I need help understanding exclusions in regex.
I begin with this in my Jupyter notebook:
import re
file = open('names.txt', encoding='utf-8')
data = file.read()
file.close()
Then I can't get my exclusions to work. The read file has 12 email strings in it, 3 of which contain '.gov'.
I was told this would return only those that are not .gov:
re.findall(r'''
[-+.\w\d]*\b@[-+\w\d]*.[^gov]
''', data, re.X|re.I)
It doesn't. It returns all the emails and excludes any characters in 'gov' following the '@'; e.g.:
abc123@abc.c # 'o' is in 'gov' so it ends the returned string there
456@email.edu
governmentemail@governmentaddress. #'.gov' omitted
I've tried using ?! in various forms I found online to no avail.

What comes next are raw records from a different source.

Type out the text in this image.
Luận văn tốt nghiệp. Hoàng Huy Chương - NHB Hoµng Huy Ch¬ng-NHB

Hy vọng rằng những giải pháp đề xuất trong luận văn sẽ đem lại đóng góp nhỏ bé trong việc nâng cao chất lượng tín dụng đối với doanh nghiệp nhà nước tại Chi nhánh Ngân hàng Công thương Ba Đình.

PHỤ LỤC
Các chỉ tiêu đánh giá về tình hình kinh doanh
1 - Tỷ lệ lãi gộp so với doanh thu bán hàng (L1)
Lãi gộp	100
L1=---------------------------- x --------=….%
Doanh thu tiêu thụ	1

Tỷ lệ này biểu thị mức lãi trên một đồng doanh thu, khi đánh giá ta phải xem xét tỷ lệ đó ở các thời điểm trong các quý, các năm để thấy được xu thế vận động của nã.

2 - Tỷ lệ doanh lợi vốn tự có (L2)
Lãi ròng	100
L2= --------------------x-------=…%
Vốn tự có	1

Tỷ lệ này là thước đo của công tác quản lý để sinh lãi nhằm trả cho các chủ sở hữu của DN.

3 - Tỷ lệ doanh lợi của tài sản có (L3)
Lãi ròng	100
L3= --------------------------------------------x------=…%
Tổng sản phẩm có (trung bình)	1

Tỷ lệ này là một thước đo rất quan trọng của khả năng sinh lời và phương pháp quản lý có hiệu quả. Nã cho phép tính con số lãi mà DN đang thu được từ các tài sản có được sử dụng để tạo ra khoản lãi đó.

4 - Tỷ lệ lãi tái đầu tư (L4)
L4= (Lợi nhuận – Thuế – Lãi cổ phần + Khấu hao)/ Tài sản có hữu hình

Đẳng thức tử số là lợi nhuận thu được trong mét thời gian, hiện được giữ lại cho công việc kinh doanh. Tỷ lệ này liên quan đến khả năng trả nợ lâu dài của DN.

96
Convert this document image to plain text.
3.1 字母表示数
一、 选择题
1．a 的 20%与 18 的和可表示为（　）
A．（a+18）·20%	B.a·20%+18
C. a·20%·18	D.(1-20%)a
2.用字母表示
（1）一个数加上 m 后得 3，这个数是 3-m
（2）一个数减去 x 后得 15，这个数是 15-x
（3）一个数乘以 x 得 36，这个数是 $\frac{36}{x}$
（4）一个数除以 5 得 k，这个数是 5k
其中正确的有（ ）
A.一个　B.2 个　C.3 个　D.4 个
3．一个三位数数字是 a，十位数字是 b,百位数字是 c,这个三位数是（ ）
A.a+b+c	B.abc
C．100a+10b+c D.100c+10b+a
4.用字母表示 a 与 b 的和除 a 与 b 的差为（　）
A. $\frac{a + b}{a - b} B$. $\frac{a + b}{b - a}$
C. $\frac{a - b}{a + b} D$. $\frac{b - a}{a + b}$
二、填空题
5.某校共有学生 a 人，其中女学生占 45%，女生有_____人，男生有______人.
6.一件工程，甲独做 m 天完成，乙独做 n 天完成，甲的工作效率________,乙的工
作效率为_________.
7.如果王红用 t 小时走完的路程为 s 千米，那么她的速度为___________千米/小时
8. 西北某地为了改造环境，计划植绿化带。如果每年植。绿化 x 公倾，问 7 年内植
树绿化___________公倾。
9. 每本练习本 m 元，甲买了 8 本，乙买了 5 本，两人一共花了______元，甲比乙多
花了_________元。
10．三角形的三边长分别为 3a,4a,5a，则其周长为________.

For example, I was told the following syntax would exclude the entire match rather than just those characters:
#re.findall(r'''
# ^/(?!**SPECIFIC STRING TO IGNORE**)(**DEFINITION OF STRING TO RETURN**)$
#''', data, re.X|re.I)
Yet the following simply returns an empty list:
#re.findall(r'''
# ^/(?!\b[-+.\w\d]*@[-+.\w\d]*.gov)([-+.\w\d]*@[-+.\w\d].[\w]*[^\t\n])$
#''', data, re.X|re.I)
I tried to use the advice from this question:
Regular expression to match a line that doesn't contain a word
re.findall(r'''
[-+.\w\d]*\b@[-+\w\d]*./^((?!.gov).)*$/s # based on syntax /^((?!**SUBSTRING**).)*$/s
#^ this slash is where different code starts
''', data, re.X|re.I)
This is supposed to be the inline syntax, and I think by including the slashes I may be making a mistake:
re.findall(r'''
[-+.\w\d]*\b@[-+\w\d]*./(?s)^((?!.gov).)*$/ # based on syntax /(?s)^((?!**SUBTRING**).)*$/
''', data, re.X|re.I)
And this returns an empty list:
re.findall(r'''
[-+.\w\d]*\b@[-+\w\d]*.(?s)^((?!.gov).)*$ # based on syntax (?s)^((?!**SUBTRING**).)*$
''', data, re.X|re.I)
Please help me understand how to use ?! or ^ or another exclusion syntax to return a specified string not containing another specified string.
Thanks!!